Il parco cittadino è ora cardiologicamente protetto grazie alla donazione di PB73 con Fabio Benci
Il Prato di Arezzo è cardiologicamente protetto. La onlus PB73 ha acquistato un nuovo defibrillatore che è stato installato in una teca protetta all’esterno de La Casina del Prato, ponendo così questo importante strumento salvavita a disposizione della comunità e dei turisti per un pronto intervento in caso di emergenza in una delle aree maggiormente frequentate della città tra eventi, rassegne e festival. L’iniziativa è stata concretizzata con il contributo di Fabio Benci, titolare del locale, che ha testimoniato un positivo esempio di sinergia tra realtà associative e attività private finalizzata alla sicurezza e alla tutela della salute.

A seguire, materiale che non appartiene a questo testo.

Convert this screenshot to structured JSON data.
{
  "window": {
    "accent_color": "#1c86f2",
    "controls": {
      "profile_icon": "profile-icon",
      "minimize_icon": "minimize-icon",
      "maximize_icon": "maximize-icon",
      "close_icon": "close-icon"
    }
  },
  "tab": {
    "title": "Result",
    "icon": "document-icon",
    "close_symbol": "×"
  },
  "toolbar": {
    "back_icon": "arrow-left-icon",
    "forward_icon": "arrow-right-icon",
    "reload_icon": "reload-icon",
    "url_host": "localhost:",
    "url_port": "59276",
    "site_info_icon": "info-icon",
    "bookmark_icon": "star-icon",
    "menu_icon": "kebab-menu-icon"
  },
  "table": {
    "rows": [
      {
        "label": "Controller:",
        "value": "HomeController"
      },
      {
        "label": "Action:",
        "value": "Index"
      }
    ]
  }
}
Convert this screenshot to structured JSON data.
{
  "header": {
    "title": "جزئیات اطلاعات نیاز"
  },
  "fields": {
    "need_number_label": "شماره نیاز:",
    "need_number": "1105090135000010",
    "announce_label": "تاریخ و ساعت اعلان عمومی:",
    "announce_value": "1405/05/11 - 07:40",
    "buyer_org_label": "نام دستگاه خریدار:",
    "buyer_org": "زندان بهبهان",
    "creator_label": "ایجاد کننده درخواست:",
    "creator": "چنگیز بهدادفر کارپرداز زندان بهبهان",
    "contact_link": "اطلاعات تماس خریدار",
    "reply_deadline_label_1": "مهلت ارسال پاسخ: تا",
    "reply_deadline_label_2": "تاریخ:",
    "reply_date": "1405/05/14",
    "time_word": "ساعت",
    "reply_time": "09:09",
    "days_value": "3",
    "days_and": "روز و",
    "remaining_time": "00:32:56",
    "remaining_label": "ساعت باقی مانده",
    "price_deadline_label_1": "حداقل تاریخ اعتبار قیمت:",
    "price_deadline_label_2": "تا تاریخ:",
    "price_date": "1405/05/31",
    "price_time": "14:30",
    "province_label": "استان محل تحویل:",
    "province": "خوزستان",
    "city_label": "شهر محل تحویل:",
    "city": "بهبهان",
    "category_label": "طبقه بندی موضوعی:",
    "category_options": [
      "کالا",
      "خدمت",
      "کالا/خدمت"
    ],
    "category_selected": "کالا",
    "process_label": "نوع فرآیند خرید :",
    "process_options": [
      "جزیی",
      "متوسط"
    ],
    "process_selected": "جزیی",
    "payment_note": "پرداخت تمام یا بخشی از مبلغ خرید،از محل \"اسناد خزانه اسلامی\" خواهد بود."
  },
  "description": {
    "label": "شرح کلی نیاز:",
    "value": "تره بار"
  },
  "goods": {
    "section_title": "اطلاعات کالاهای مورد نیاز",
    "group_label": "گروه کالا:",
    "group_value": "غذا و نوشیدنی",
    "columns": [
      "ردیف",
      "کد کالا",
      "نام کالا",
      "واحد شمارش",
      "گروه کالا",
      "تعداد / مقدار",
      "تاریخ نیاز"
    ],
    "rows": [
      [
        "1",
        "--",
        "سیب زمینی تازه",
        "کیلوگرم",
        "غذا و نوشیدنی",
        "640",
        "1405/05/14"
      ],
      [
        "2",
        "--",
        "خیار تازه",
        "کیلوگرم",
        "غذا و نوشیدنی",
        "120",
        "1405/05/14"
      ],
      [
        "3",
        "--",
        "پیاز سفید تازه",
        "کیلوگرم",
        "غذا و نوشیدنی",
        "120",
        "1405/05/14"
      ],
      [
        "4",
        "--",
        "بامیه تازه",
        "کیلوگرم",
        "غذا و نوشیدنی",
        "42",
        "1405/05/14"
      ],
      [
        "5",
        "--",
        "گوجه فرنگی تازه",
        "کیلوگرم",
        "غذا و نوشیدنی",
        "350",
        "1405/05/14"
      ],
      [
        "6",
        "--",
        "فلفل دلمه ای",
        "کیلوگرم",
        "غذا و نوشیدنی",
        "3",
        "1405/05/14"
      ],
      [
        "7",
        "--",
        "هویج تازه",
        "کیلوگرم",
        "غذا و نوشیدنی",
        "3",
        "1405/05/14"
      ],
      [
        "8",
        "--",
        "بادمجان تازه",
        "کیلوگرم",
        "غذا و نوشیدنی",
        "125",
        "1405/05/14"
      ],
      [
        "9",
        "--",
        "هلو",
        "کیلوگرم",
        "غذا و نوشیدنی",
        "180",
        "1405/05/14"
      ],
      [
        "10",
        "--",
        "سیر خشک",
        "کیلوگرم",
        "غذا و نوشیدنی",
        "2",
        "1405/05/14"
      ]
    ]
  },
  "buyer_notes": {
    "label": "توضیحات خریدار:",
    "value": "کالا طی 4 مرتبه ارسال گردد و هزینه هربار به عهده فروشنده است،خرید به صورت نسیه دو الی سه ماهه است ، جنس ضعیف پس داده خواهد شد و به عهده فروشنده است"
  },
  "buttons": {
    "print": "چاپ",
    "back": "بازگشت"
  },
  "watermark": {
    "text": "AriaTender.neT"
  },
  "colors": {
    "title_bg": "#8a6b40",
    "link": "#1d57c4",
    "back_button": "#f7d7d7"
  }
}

Questo defibrillatore, già mappato dalla centrale operativa di Emergenza Urgenza, consolida la rete di protezione cardiologica che è ormai capillarmente diffusa sull’intero territorio aretino e che permette di garantire un presidio sanitario immediatamente accessibile in uno spazio quotidianamente vissuto da cittadini di ogni età, da sportivi e da visitatori. Oltre a essere uno dei più importanti polmoni verdi di Arezzo, il Prato ospita ogni anno decine di eventi che spaziano dalla Città del Natale ai festival estivi, di conseguenza la presenza di un dispositivo salvavita operativo ventiquattro ore su ventiquattro rappresenta un ulteriore investimento a favore del bene comune. In caso di arresto cardiaco o infarto, infatti, la tempestività dell’intervento nei primi minuti dell’emergenza è determinante, dunque la presenza di un defibrillatore può spesso rappresentare un elemento fondamentale in attesa dell’arrivo dei soccorsi.

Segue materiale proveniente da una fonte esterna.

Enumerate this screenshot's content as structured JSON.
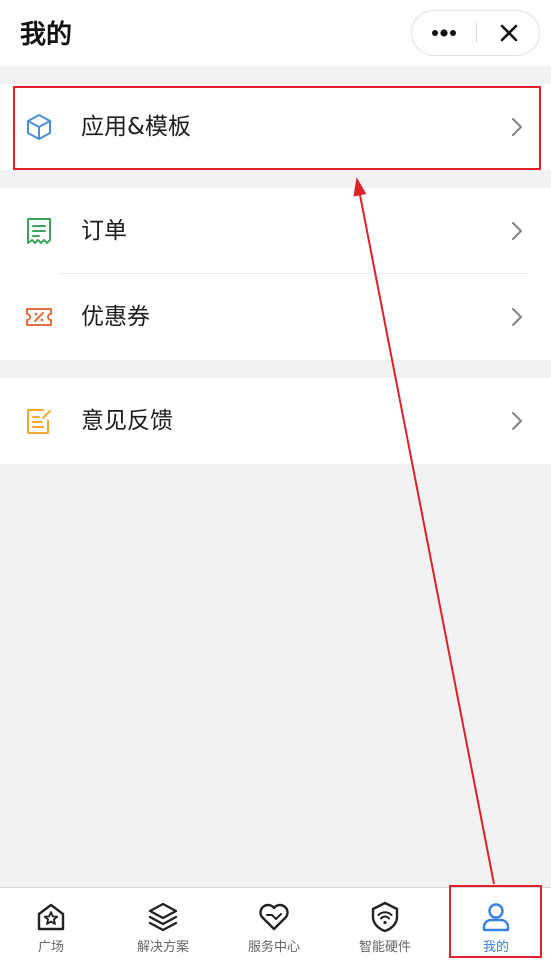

Il valore del gesto congiunto di PB73 e Fabio Benci è stato testimoniato dalla presenza all’inaugurazione dei rappresentanti della centrale operativa di Emergenza Urgenza e del progetto Arezzo Cuore che, da anni, promuove sul territorio la diffusione dei defibrillatori e la cultura di prevenzione, formazione e primo soccorso come strumenti fondamentali per salvare vite umane. Questa installazione dà seguito a quella effettuata lo scorso febbraio in via Tiziano, confermando l’impegno in prima linea della stessa PB73 nel rendere Arezzo sempre più cardioprotetta. «L’arresto cardiaco è attualmente tra le principali cause di morte in tutto il mondo - ricorda Maurizio Barsotti, presidente della PB73, - ma la percentuale di incidenza può essere drasticamente abbassata attraverso la presenza diffusa di defibrillatori e un’adeguata formazione. Come ricordato dal personale del 118, ogni minuto che passa senza un intervento tempestivo riduce le possibilità di sopravvivenza, dunque avere strumenti salvavita facilmente accessibili in luoghi strategici della città può davvero fare la differenza. Il parco del Prato rientra proprio in questa categoria di luoghi. La nostra associazione, in quest’ottica, continuerà a impegnarsi insieme a privati cittadini e ad aziende locali per sensibilizzare la comunità sull’importanza della prevenzione e per contribuire concretamente alla realizzazione di una rete cardioprotetta sempre più estesa e capillare».